Ytesting <- testing |> 
  select(body_mass) |> 
  as.matrix() |> 
  torch_tensor(dtype = torch_float())

Model Description

modelnn <- nn_module(
  initialize = function(input_size) {
    self$hidden1 <- nn_linear(in_features = input_size, 
                              out_features = 20)
    self$hidden2 <- nn_linear(in_features = 20, 
                              out_features = 10)
    self$hidden3 <- nn_linear(in_features = 10, 
                              out_features = 5)

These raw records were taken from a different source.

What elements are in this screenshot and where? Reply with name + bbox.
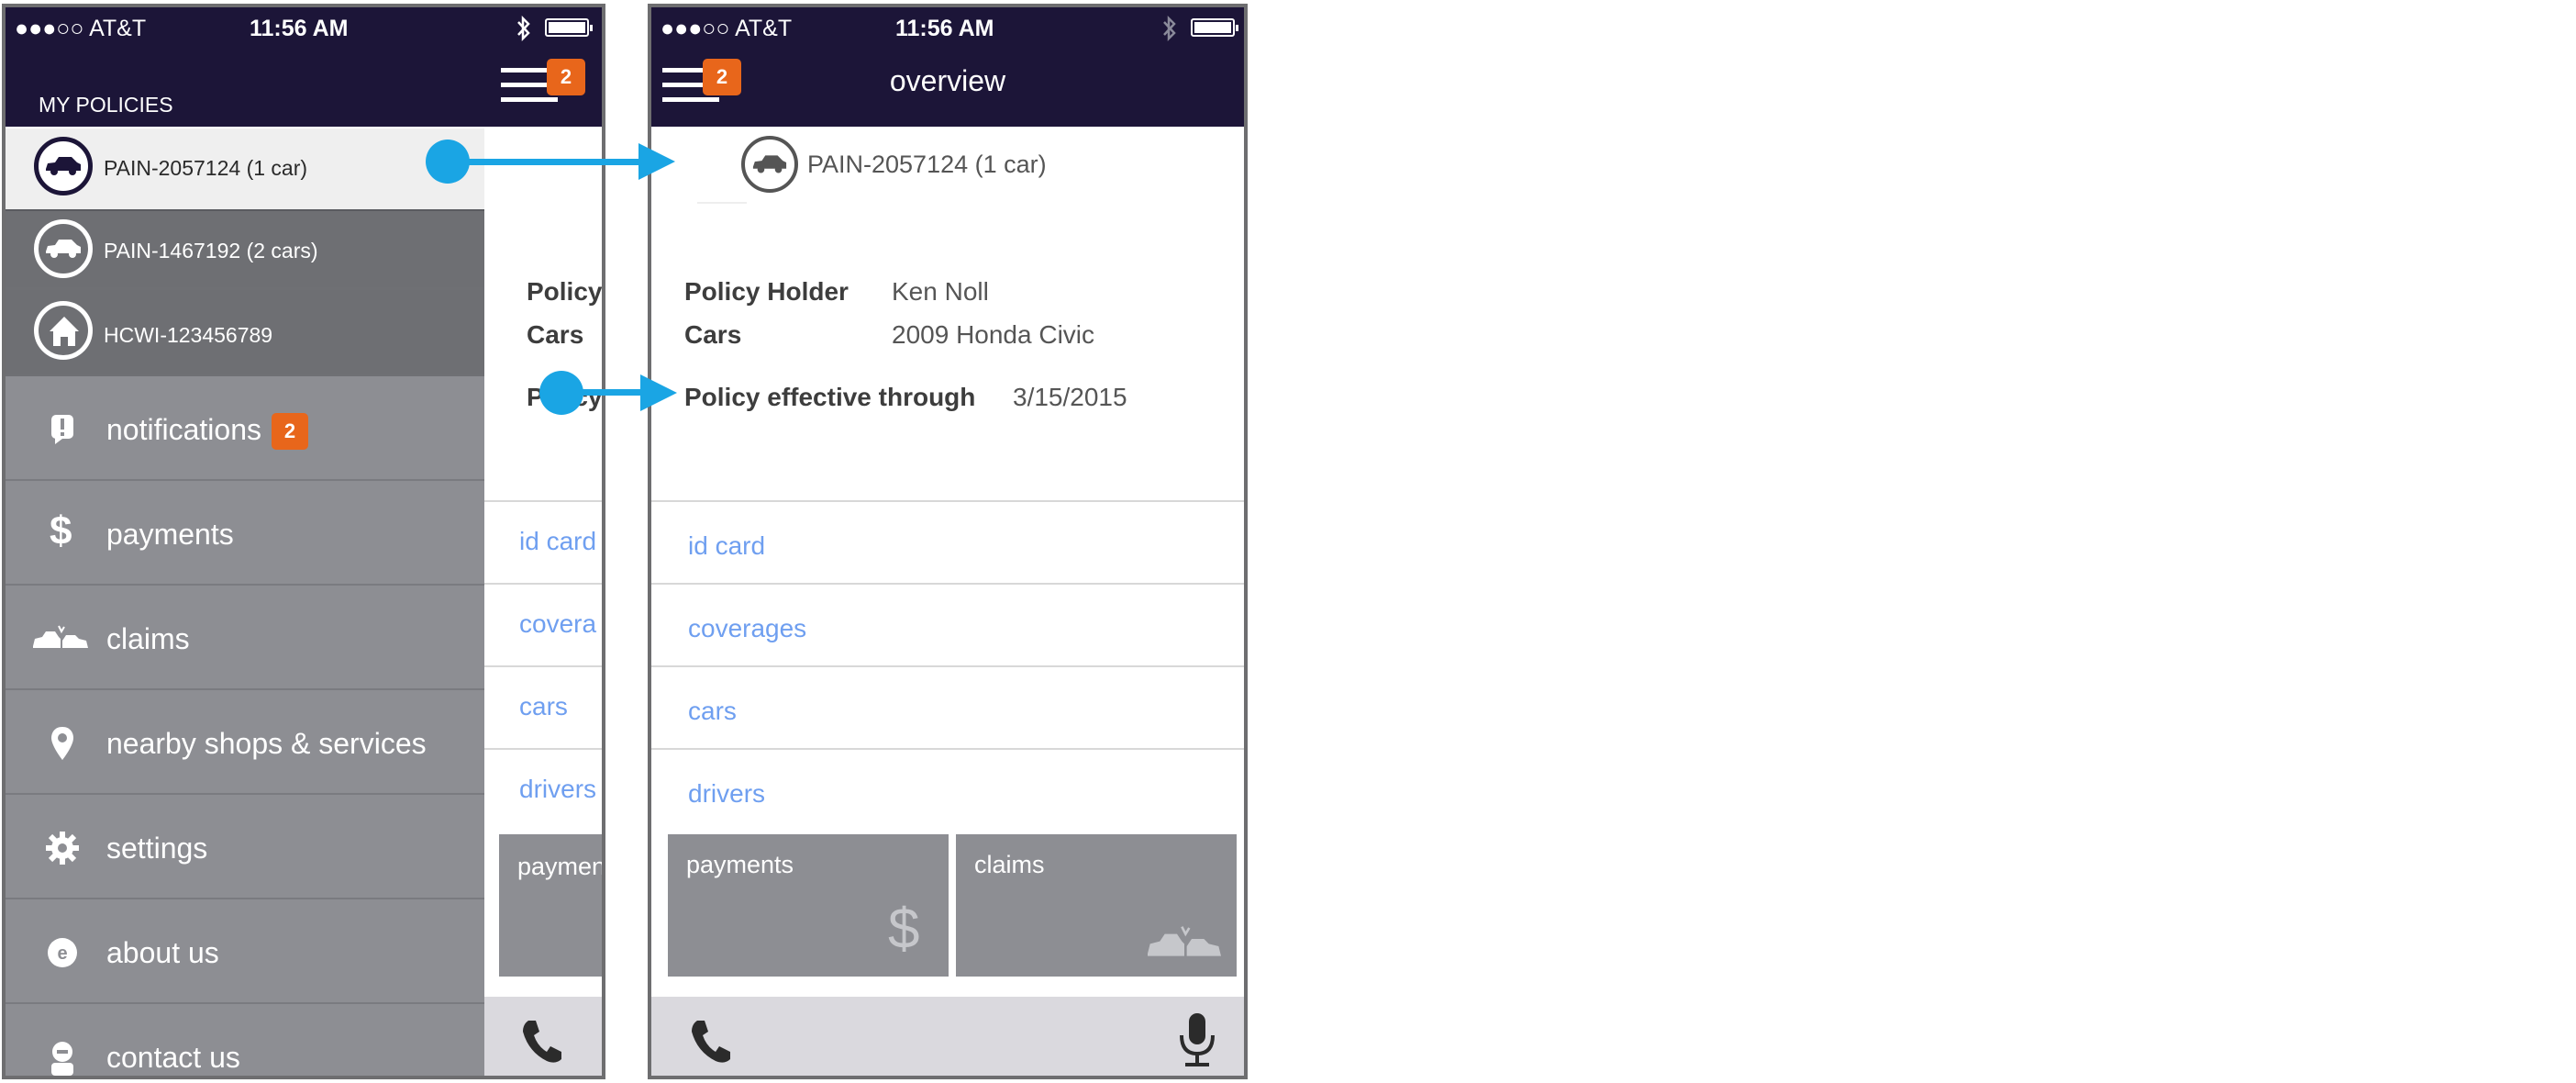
location-pin-icon bbox=[51, 727, 73, 760]
menu-label: notifications bbox=[106, 413, 261, 446]
nav-bar: 2 overview bbox=[651, 50, 1244, 127]
menu-label: contact us bbox=[106, 1041, 240, 1074]
microphone-icon[interactable] bbox=[1176, 1011, 1218, 1068]
svg-text:e: e bbox=[57, 943, 67, 964]
car-crash-icon bbox=[33, 625, 88, 648]
menu-item-nearby[interactable]: nearby shops & services bbox=[6, 690, 484, 795]
car-icon bbox=[34, 219, 93, 278]
menu-badge: 2 bbox=[547, 59, 585, 95]
menu-label: claims bbox=[106, 622, 190, 655]
bluetooth-icon bbox=[1163, 15, 1176, 42]
about-e-icon: e bbox=[48, 938, 77, 967]
policy-id: PAIN-2057124 (1 car) bbox=[807, 151, 1047, 178]
notifications-badge: 2 bbox=[272, 413, 308, 450]
peek-link-drivers[interactable]: drivers bbox=[519, 775, 596, 804]
policy-holder-value: Ken Noll bbox=[892, 277, 989, 306]
dollar-icon: $ bbox=[50, 508, 72, 553]
link-cars[interactable]: cars bbox=[688, 697, 737, 726]
peek-sep bbox=[484, 583, 602, 585]
peek-link-coverages[interactable]: covera bbox=[519, 609, 596, 639]
dollar-icon: $ bbox=[888, 898, 920, 961]
link-id-card[interactable]: id card bbox=[688, 531, 765, 561]
clock: 11:56 AM bbox=[250, 16, 349, 41]
menu-item-notifications[interactable]: notifications 2 bbox=[6, 376, 484, 481]
car-icon bbox=[34, 137, 93, 195]
menu-label: payments bbox=[106, 518, 234, 551]
policy-item[interactable]: PAIN-1467192 (2 cars) bbox=[6, 209, 484, 290]
peek-sep bbox=[484, 748, 602, 750]
gear-icon bbox=[46, 832, 79, 865]
house-icon bbox=[34, 301, 93, 360]
carrier-label: ●●●○○ AT&T bbox=[15, 16, 147, 41]
peek-link-cars[interactable]: cars bbox=[519, 692, 568, 721]
agent-icon bbox=[51, 1042, 73, 1076]
policy-label: PAIN-2057124 (1 car) bbox=[104, 156, 308, 180]
policy-item-active[interactable]: PAIN-2057124 (1 car) bbox=[6, 128, 484, 209]
carrier-label: ●●●○○ AT&T bbox=[661, 16, 793, 41]
peek-bottom-bar bbox=[484, 997, 602, 1076]
drawer-menu: notifications 2 $ payments claims nearby… bbox=[6, 376, 484, 1076]
arrow-head bbox=[638, 143, 675, 180]
link-coverages[interactable]: coverages bbox=[688, 614, 806, 643]
tile-label: payments bbox=[686, 851, 794, 878]
policy-holder-label: Policy Holder bbox=[684, 277, 849, 306]
bluetooth-icon bbox=[517, 15, 530, 42]
status-bar: ●●●○○ AT&T 11:56 AM bbox=[651, 7, 1244, 50]
phone-icon[interactable] bbox=[688, 1017, 732, 1065]
policy-selector[interactable]: PAIN-2057124 (1 car) bbox=[741, 136, 1090, 196]
page-title: overview bbox=[889, 64, 1006, 97]
tile-label: claims bbox=[974, 851, 1045, 878]
menu-item-about[interactable]: e about us bbox=[6, 899, 484, 1004]
drawer-header: MY POLICIES 2 bbox=[6, 50, 602, 127]
right-phone-screen: ●●●○○ AT&T 11:56 AM 2 overview PAIN-2057… bbox=[648, 4, 1248, 1079]
section-title: MY POLICIES bbox=[39, 93, 173, 117]
policy-item[interactable]: HCWI-123456789 bbox=[6, 290, 484, 376]
bottom-bar bbox=[651, 997, 1244, 1076]
policy-underline bbox=[697, 202, 747, 204]
menu-label: nearby shops & services bbox=[106, 727, 427, 760]
car-icon bbox=[741, 136, 798, 193]
alert-icon bbox=[51, 415, 73, 444]
list-divider bbox=[651, 583, 1244, 585]
peek-cars-label: Cars bbox=[527, 320, 584, 349]
list-divider bbox=[651, 500, 1244, 502]
arrow-line bbox=[450, 159, 642, 165]
arrow-dot bbox=[539, 371, 583, 415]
car-crash-icon bbox=[1148, 926, 1221, 956]
peek-link-id-card[interactable]: id card bbox=[519, 527, 596, 556]
menu-item-contact[interactable]: contact us bbox=[6, 1004, 484, 1076]
menu-label: settings bbox=[106, 832, 208, 865]
status-bar: ●●●○○ AT&T 11:56 AM bbox=[6, 7, 602, 50]
claims-tile[interactable]: claims bbox=[956, 834, 1237, 977]
menu-item-settings[interactable]: settings bbox=[6, 795, 484, 899]
list-divider bbox=[651, 665, 1244, 667]
battery-icon bbox=[1191, 18, 1238, 37]
peek-policy-holder-label: Policy bbox=[527, 277, 603, 306]
clock: 11:56 AM bbox=[895, 16, 994, 41]
effective-through-value: 3/15/2015 bbox=[1013, 383, 1127, 411]
cars-value: 2009 Honda Civic bbox=[892, 320, 1095, 349]
link-drivers[interactable]: drivers bbox=[688, 779, 765, 809]
peek-tile-label: paymen bbox=[517, 853, 605, 880]
list-divider bbox=[651, 748, 1244, 750]
policy-label: HCWI-123456789 bbox=[104, 323, 273, 347]
battery-icon bbox=[545, 18, 593, 37]
peek-content: Policy Cars Policy id card covera cars d… bbox=[484, 7, 605, 1076]
policy-label: PAIN-1467192 (2 cars) bbox=[104, 239, 318, 262]
payments-tile[interactable]: payments $ bbox=[668, 834, 949, 977]
arrow-head bbox=[640, 374, 677, 411]
menu-item-payments[interactable]: $ payments bbox=[6, 481, 484, 586]
phone-icon[interactable] bbox=[519, 1017, 563, 1065]
peek-sep bbox=[484, 500, 602, 502]
peek-payments-tile[interactable]: paymen bbox=[499, 834, 605, 977]
effective-through-label: Policy effective through bbox=[684, 383, 976, 411]
peek-sep bbox=[484, 665, 602, 667]
menu-item-claims[interactable]: claims bbox=[6, 586, 484, 690]
cars-label: Cars bbox=[684, 320, 742, 349]
arrow-dot bbox=[426, 140, 470, 184]
menu-label: about us bbox=[106, 936, 219, 969]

    self$output <- nn_linear(in_features = 5, 
                             out_features = 1)
        
    self$activation <- nn_relu()
  },
  forward = function(x) {
    x |>  
      self$hidden1() |>  
      self$activation() |>  
      
      self$hidden2() |>  
      self$activation() |>  

      self$hidden3() |>  
      self$activation() |>  

      self$output()
  }
)

Optimizer Set Up

modelnn <- modelnn |> 
  setup(
    loss = nn_mse_loss(), # Used for numerical counts
    optimizer = optim_rmsprop
  ) |>
  set_hparams(input_size = ncol(px))

Fit a Model

fitted <- modelnn |> 
  fit(
    data = list(Xtraining, Ytraining),
    epochs = 50, # Can think as number of iterations
    valid_data = list(Xvalidate, Yvalidate)
  )
Code
plot(fitted)
npred <- predict(fitted, Xtesting)
mean(abs(as.matrix(Ytesting) - as.matrix(npred)))
Code
plot(as.matrix(Ytesting), as.matrix(npred),
     xlab = "Truth",
     ylab = "Predicted")

Thursday

  • Multilayer Neural Networks

  • Other Topics

  • Multi-Layer Neural Network in R

  • Training/Validating/Testing Data

  • Thursday

Come perpared to work on your smart goal.

Show evidence, either by submitting a word document, notebook, or other format, that you accomplished last week’s smart goal.